Not with the current replication model, no. You rely on a majority of nodes being available in a cluster, and so in a cluster of two, both must be available since 1 is not a majority. If we enabled them to both write, you could end up in nasty split brain situations. However, that might be acceptable, in which case run two clusters of one and replicate yourself.

Clement_Bouillier · March 1, 2017, 9:27pm

What do you mean by “If we enabled them to both write”, do we have to send write explicitly to the master ? I mean with the HTTP client, how would I know which node to contact (given I use DNS for example) ?

I am not sure to understand correctly this master/slave thing, I thought that when I send a write (to any node), ES need that a majority ack the write (without talking about master/slave), isn’t it?

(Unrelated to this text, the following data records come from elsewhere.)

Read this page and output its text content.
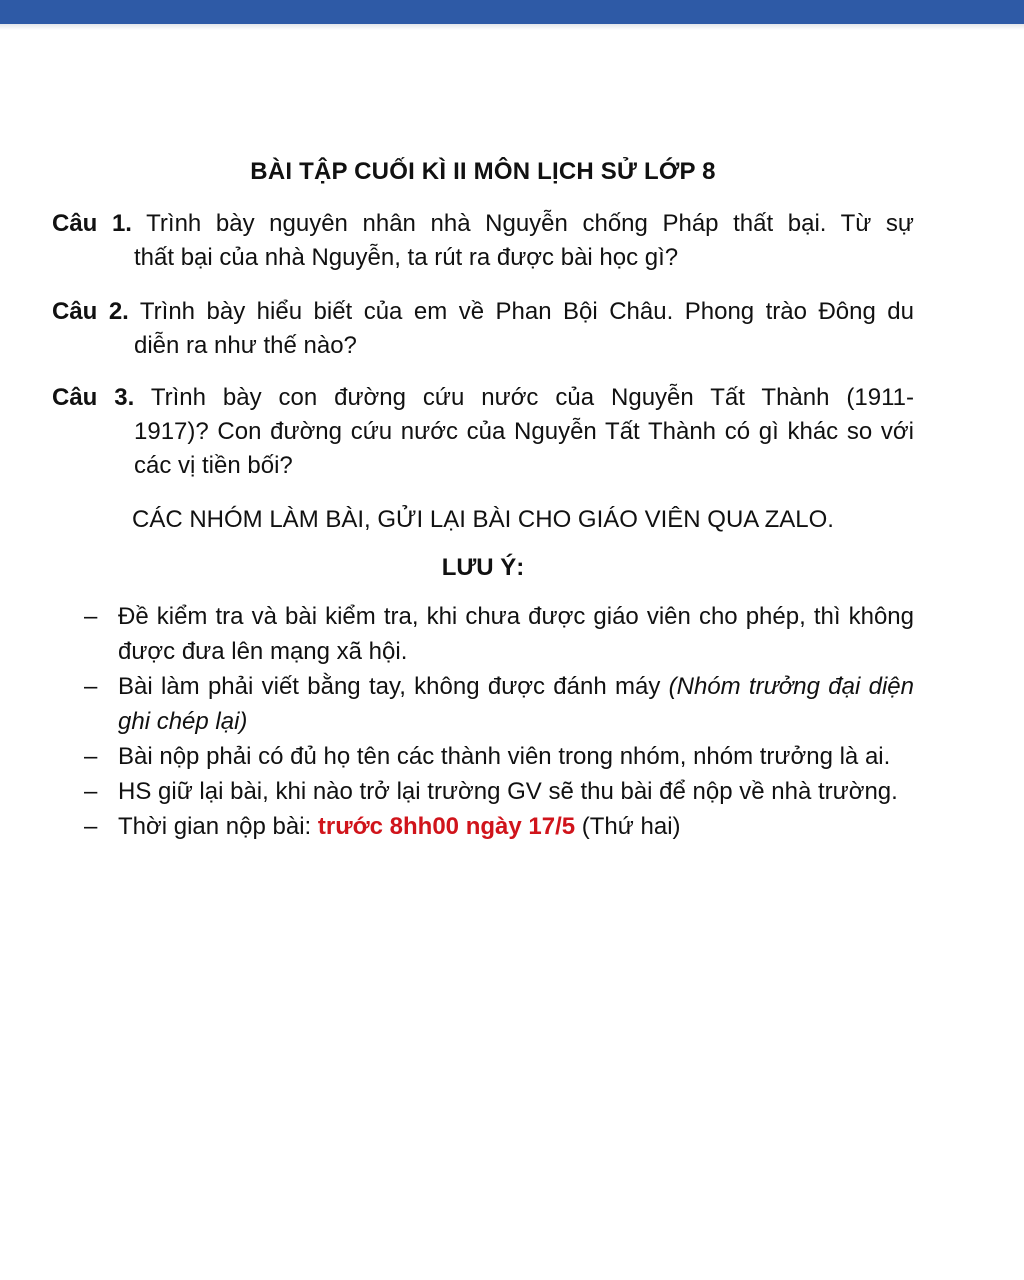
BÀI TẬP CUỐI KÌ II MÔN LỊCH SỬ LỚP 8
Câu 1. Trình bày nguyên nhân nhà Nguyễn chống Pháp thất bại. Từ sự
thất bại của nhà Nguyễn, ta rút ra được bài học gì?
Câu 2. Trình bày hiểu biết của em về Phan Bội Châu. Phong trào Đông du
diễn ra như thế nào?
Câu 3. Trình bày con đường cứu nước của Nguyễn Tất Thành (1911-
1917)? Con đường cứu nước của Nguyễn Tất Thành có gì khác so với các vị tiền bối?
CÁC NHÓM LÀM BÀI, GỬI LẠI BÀI CHO GIÁO VIÊN QUA ZALO.
LƯU Ý:
– Đề kiểm tra và bài kiểm tra, khi chưa được giáo viên cho phép, thì không được đưa lên mạng xã hội.
– Bài làm phải viết bằng tay, không được đánh máy (Nhóm trưởng đại diện ghi chép lại)
– Bài nộp phải có đủ họ tên các thành viên trong nhóm, nhóm trưởng là ai.
– HS giữ lại bài, khi nào trở lại trường GV sẽ thu bài để nộp về nhà trường.
– Thời gian nộp bài: trước 8hh00 ngày 17/5 (Thứ hai)
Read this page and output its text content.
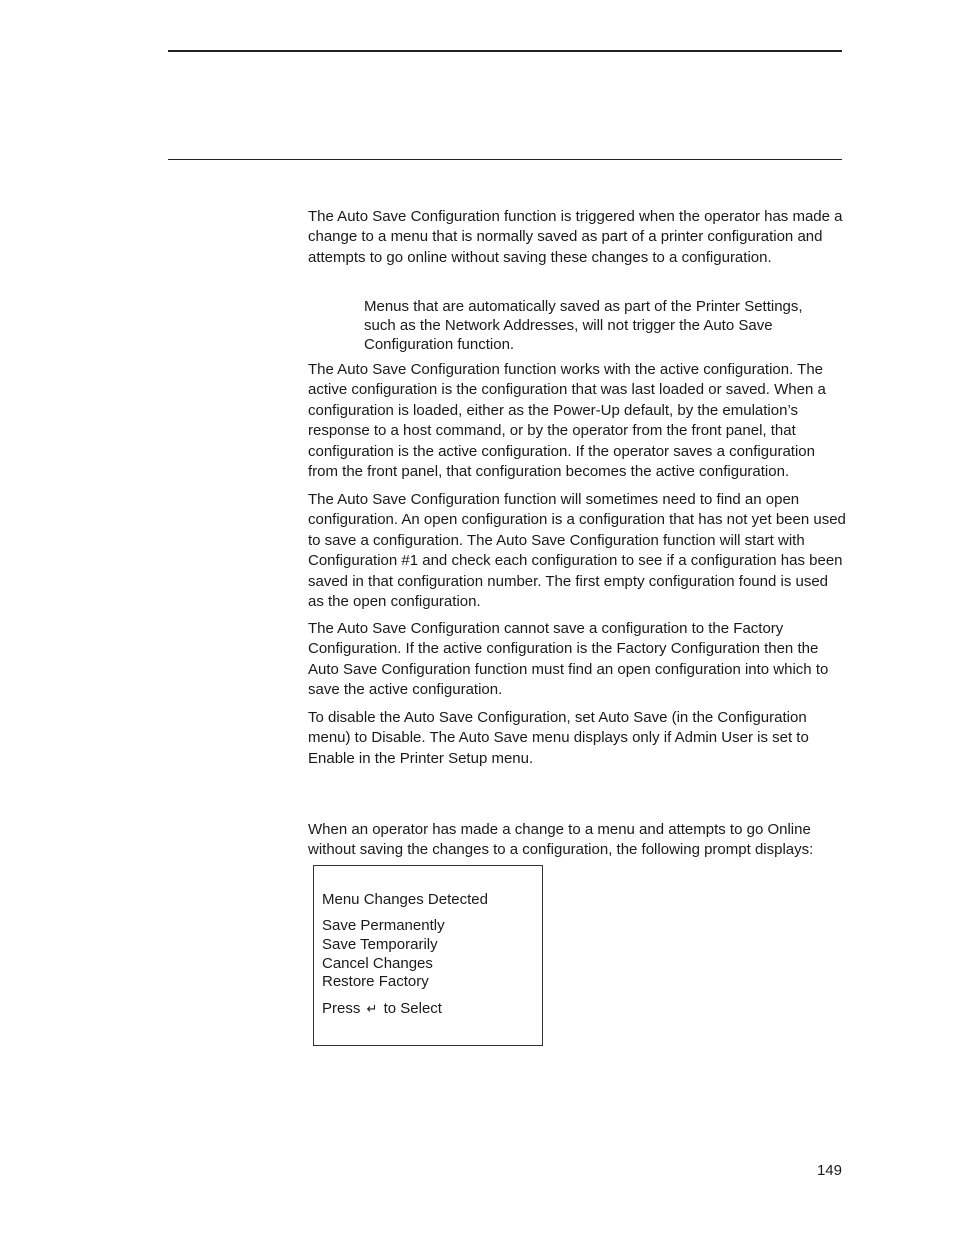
The Auto Save Configuration function is triggered when the operator has made a change to a menu that is normally saved as part of a printer configuration and attempts to go online without saving these changes to a configuration.

Menus that are automatically saved as part of the Printer Settings, such as the Network Addresses, will not trigger the Auto Save Configuration function.

The Auto Save Configuration function works with the active configuration. The active configuration is the configuration that was last loaded or saved. When a configuration is loaded, either as the Power-Up default, by the emulation’s response to a host command, or by the operator from the front panel, that configuration is the active configuration. If the operator saves a configuration from the front panel, that configuration becomes the active configuration.

The Auto Save Configuration function will sometimes need to find an open configuration. An open configuration is a configuration that has not yet been used to save a configuration. The Auto Save Configuration function will start with Configuration #1 and check each configuration to see if a configuration has been saved in that configuration number. The first empty configuration found is used as the open configuration.

The Auto Save Configuration cannot save a configuration to the Factory Configuration. If the active configuration is the Factory Configuration then the Auto Save Configuration function must find an open configuration into which to save the active configuration.

To disable the Auto Save Configuration, set Auto Save (in the Configuration menu) to Disable. The Auto Save menu displays only if Admin User is set to Enable in the Printer Setup menu.

When an operator has made a change to a menu and attempts to go Online without saving the changes to a configuration, the following prompt displays:

Menu Changes Detected
Save Permanently
Save Temporarily
Cancel Changes
Restore Factory
Press ↵ to Select
149
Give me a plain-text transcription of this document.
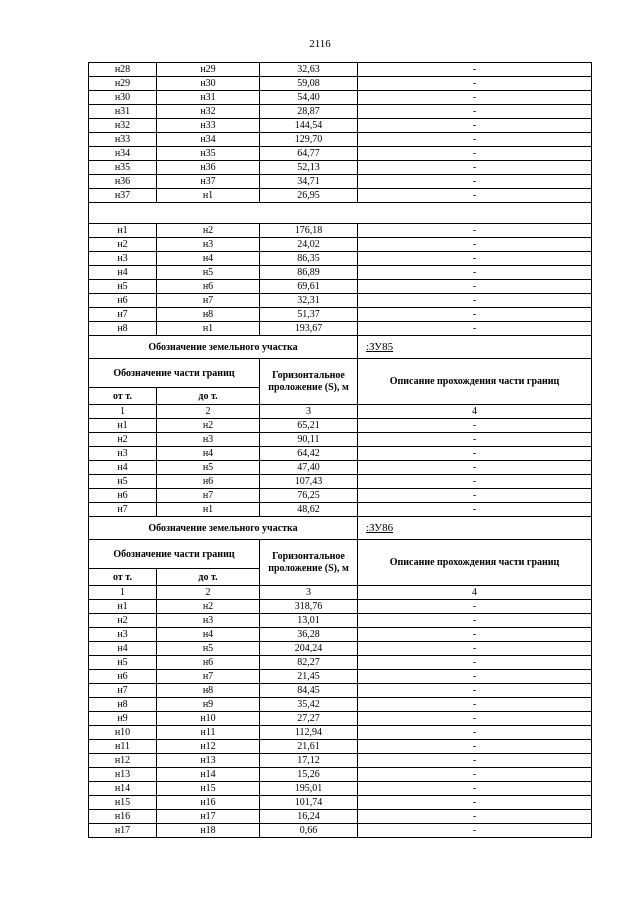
2116
н28	н29	32,63	-
н29	н30	59,08	-
н30	н31	54,40	-
н31	н32	28,87	-
н32	н33	144,54	-
н33	н34	129,70	-
н34	н35	64,77	-
н35	н36	52,13	-
н36	н37	34,71	-
н37	н1	26,95	-

н1	н2	176,18	-
н2	н3	24,02	-
н3	н4	86,35	-
н4	н5	86,89	-
н5	н6	69,61	-
н6	н7	32,31	-
н7	н8	51,37	-
н8	н1	193,67	-
Обозначение земельного участка			:ЗУ85
Обозначение части границ		Горизонтальное проложение (S), м	Описание прохождения части границ
от т.	до т.		
1	2	3	4
н1	н2	65,21	-
н2	н3	90,11	-
н3	н4	64,42	-
н4	н5	47,40	-
н5	н6	107,43	-
н6	н7	76,25	-
н7	н1	48,62	-
Обозначение земельного участка			:ЗУ86
Обозначение части границ		Горизонтальное проложение (S), м	Описание прохождения части границ
от т.	до т.		
1	2	3	4
н1	н2	318,76	-
н2	н3	13,01	-
н3	н4	36,28	-
н4	н5	204,24	-
н5	н6	82,27	-
н6	н7	21,45	-
н7	н8	84,45	-
н8	н9	35,42	-
н9	н10	27,27	-
н10	н11	112,94	-
н11	н12	21,61	-
н12	н13	17,12	-
н13	н14	15,26	-
н14	н15	195,01	-
н15	н16	101,74	-
н16	н17	16,24	-
н17	н18	0,66	-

I understood the problem of majority in cluster with even nodes number. My idea was having a manual fallback to single node cluster with the survival node, in case on emergency.

Whan you say “replicate yourself”, you mean with continuous/incremental backup/restore ?

Greg_Young1 · March 1, 2017, 9:33pm

"Whan you say "replicate yourself", you mean with
continuous/incremental backup/restore ?"

He is referring to something similar to what I mentioned earlier

Jonathan_Curtis · March 9, 2017, 3:19pm

When is this replication model coming out?

Greg_Young1 · March 9, 2017, 3:21pm

Shortly after 4.0 my guess (though its me sticking my thumb in my butt
and telling you it will rain next Thursday) is within 60-90 days.